Sur quels critères repose la sélection des œuvres accompagnées ? S'agit-il de soutenir à travers le dispositif le cinéma d'auteur indépendant ?

On essaie de soutenir les films les plus fragiles et les films de la diversité. En même temps, il faut choisir les œuvres qui se prêtent le plus à cet exercice d'accompagnement dans les films que nous sélectionnons, parmi ceux soutenus par l’ACID, l’AFCAE, le GNCR. Il arrive qu'il n'y ait qu'un seul film par semaine qui réponde à cette exigence. Il ne faut pas nécessairement qu'il soit commun aux trois associations, d'ailleurs, mais qu'il soit soutenu par l'une ou l'autre. Si jamais il y a plusieurs films inédits qui, la même semaine, répondent aux critères, un comité composé de distributeurs et d'exploitants affine alors pour dégager le choix le plus pertinent.

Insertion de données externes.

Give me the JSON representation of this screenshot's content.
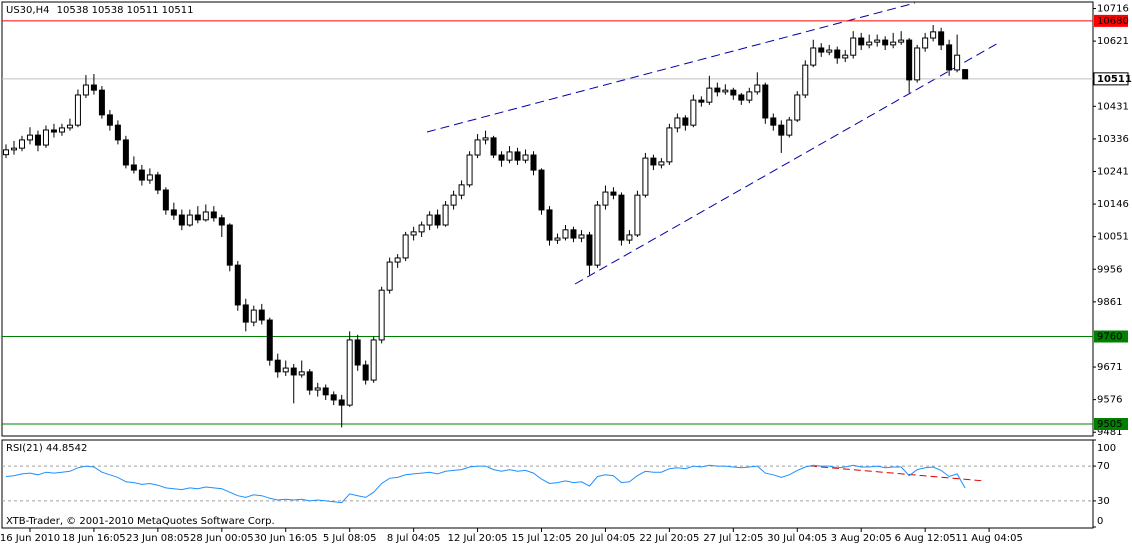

Quel est l'apport de la critique de cinéma ? 

Nous travaillons avec une trentaine de critiques de cinéma, mais pas exclusivement, puisque nous collaborons également avec des universitaires, dont les interventions se rapprochent davantage de la ciné-conférence. Les interventions peuvent prendre différentes formes. Parfois, cela se présente comme une discussion à bâtons rompus, très ouverte. On demande aux intervenants d'être assez souples pour s'adapter à la demande de l'exploitant, qui connaît son public et assure éventuellement la médiation. Les séances, accompagnées durent généralement une heure au maximum. Notre apport, quel que soit le film, privilégie une approche cinématographique. Les séances accompagnées ressemblent parfois à des ateliers d'analyse filmique, avec décryptage de scènes, de séquences, d'images. Elles plaisent beaucoup. 

De quelle manière est prise en compte la spécificité de chaque public ?

Dans la mesure du possible, on essaie de concilier à la fois l'approche proposée par l'intervenant aux demandes et habitudes de la salle de l'exploitant, dans un souci de cohérence avec ce qu'il propose habituellement. Certains intervenants sont plus ou moins à l'aise avec l’idée d’avoir des échanges avec la salle. Certains préfèrent une présentation de type conférence. C'est donc un exercice qui peut vraiment prendre plusieurs formes, et nous n'interdisons rien à l'exploitant ou à l'intervenant : on ne les cadre pas. Chacun est libre de trouver la forme la plus agréable et la plus adaptée. 

Est-ce que ces séances accompagnées font venir un public déjà captif ou est-ce qu'on arrive à attirer des spectateurs occasionnels par un effet de curiosité ou d'événement ?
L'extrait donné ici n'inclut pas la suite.